Произошло все почти безболезненно, видимо, жидкость из склянки действовала и как обезболивающее, потому что локтевой сгиб мгновенно онемел.
- Это будет быстро, - сказал он. – Как только банка на полу наполнится, значит, уже все.
- А откуда вы знаете, что влилось столько же, сколько и вылилось? – спросила я.
Норун посмотрел так, словно я сказала ужасно непристойную глупость, и не ответил. Впрочем, действительно не стоило спрашивать, ведь он явно проделывал это не в первый раз.
Рехильда сидела рядом с Бартом, придерживала его, чтобы даже не пытался возиться, и уговаривала немного потерпеть.
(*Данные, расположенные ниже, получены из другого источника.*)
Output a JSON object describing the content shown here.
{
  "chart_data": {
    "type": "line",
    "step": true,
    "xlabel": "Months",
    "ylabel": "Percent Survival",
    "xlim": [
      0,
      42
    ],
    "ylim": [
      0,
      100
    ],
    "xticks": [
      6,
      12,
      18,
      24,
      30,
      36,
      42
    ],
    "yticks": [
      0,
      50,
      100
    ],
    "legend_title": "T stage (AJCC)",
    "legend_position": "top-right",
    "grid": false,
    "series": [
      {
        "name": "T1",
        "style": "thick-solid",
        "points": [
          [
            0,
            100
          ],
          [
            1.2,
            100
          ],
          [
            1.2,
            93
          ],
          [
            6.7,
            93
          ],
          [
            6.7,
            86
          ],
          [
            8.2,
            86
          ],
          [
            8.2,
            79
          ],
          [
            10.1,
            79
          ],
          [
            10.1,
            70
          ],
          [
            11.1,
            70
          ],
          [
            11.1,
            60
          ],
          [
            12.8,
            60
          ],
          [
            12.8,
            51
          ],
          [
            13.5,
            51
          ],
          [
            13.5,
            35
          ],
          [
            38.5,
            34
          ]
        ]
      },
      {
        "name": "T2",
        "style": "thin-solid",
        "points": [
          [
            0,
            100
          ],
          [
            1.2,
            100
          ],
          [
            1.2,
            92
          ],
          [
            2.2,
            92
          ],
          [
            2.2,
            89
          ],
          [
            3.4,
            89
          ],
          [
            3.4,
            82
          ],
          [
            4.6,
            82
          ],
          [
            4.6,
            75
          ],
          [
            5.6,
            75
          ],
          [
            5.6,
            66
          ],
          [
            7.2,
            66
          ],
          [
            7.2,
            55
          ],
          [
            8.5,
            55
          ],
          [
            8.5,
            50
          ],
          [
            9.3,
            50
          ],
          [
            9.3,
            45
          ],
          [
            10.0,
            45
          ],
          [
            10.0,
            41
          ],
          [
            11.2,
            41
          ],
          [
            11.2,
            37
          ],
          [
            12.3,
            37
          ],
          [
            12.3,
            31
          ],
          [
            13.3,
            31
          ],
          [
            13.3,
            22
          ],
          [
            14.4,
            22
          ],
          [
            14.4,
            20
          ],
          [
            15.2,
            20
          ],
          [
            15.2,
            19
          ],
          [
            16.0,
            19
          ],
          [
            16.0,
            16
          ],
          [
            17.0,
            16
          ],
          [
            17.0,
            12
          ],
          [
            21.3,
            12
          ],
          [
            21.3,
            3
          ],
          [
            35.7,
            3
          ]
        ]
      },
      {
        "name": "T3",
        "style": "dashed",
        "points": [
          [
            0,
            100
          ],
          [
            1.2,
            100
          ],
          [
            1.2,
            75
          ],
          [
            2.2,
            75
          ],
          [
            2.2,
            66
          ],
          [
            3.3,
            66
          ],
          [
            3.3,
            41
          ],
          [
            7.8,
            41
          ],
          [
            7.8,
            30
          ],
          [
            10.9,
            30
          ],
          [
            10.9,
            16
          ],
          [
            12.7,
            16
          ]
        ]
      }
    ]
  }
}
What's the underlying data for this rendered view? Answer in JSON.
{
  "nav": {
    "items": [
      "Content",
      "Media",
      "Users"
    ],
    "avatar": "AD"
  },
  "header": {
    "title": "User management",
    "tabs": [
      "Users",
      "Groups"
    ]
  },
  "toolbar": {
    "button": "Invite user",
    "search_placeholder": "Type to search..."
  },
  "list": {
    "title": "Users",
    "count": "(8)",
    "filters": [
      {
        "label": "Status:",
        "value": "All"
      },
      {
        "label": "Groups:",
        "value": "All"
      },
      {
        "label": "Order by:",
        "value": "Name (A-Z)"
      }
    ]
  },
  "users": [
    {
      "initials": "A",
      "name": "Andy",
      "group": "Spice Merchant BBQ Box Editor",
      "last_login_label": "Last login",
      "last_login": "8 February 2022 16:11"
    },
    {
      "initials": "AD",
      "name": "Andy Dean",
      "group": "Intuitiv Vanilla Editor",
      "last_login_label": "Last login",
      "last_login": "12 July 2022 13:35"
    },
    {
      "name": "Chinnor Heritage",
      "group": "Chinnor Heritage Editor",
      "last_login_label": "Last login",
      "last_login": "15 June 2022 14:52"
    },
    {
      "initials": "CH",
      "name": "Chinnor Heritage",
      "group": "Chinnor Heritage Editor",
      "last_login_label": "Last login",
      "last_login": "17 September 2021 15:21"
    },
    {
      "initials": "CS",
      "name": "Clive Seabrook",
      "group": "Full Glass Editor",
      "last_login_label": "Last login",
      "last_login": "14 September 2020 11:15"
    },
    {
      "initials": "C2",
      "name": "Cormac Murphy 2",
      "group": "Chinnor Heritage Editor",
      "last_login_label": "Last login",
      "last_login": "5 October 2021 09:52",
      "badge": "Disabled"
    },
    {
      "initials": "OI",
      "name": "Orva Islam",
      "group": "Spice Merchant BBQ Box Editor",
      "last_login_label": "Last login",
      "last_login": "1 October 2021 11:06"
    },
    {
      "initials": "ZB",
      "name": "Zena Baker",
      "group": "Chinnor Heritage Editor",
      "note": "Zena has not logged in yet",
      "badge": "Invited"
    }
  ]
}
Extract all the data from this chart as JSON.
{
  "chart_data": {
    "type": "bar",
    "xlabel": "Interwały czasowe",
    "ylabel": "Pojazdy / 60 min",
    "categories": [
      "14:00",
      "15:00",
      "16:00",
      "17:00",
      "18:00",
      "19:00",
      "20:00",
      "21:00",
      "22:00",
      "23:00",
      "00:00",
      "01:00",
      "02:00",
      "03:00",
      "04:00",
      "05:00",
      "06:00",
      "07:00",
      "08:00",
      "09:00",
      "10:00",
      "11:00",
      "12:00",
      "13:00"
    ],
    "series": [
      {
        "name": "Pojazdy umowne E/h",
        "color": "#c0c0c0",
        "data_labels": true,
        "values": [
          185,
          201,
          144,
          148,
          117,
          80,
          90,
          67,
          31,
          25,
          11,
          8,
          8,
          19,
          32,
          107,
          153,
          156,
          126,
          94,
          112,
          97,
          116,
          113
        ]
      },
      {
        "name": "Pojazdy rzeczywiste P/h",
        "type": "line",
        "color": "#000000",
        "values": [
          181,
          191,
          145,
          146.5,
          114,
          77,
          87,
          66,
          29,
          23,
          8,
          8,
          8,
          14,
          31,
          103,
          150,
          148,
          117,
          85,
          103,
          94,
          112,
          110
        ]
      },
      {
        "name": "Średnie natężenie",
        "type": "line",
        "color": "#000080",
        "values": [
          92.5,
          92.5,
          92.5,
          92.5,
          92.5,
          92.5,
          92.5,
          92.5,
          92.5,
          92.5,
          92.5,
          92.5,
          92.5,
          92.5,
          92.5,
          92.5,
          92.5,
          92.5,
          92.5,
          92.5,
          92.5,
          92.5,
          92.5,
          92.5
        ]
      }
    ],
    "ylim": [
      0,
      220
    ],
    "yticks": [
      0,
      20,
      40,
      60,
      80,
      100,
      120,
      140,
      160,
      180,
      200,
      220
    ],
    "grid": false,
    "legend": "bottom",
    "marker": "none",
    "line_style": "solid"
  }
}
А потом начала тихо петь какую-то монотонную песню, навевавшую дремоту. Если б я только могла уснуть – и не думать!
Айгер… Господи, нет!
Я изо всех сил цеплялась за бледный призрак надежды. Может, он все-таки не успел заразиться. Брина, со слов Норуна, говорила, что для этого нужно вдохнуть частичку кожи с сыпи. Но ведь у ребенка она не такая, как у взрослых. А еще некоторые, заболев, все-таки выживают.
Так я говорила себе, глядя, как моя кровь по трубке течет в руку Барта, прекрасно понимая: надеяться не на что. Айгер обречен. И вся Илара, как один человек, скажет: справедливости нет, Юниа Леандра, так или иначе, своего добилась, стерва.
Наконец Норун отсоединил трубки. Быстро забинтовав обе ручки Барта, дал ему выпить с ложки какого-то снадобья и отнес в кроватку. Не прошло и нескольких минут, как малыш уже спал, сладко посапывая. Затем лекарь перевязал мою руку и помог слезть со стола. Голова закружилась, и я чуть не упала. Добравшись с помощью Норуна до кресла, я шлепнулась в него мешком.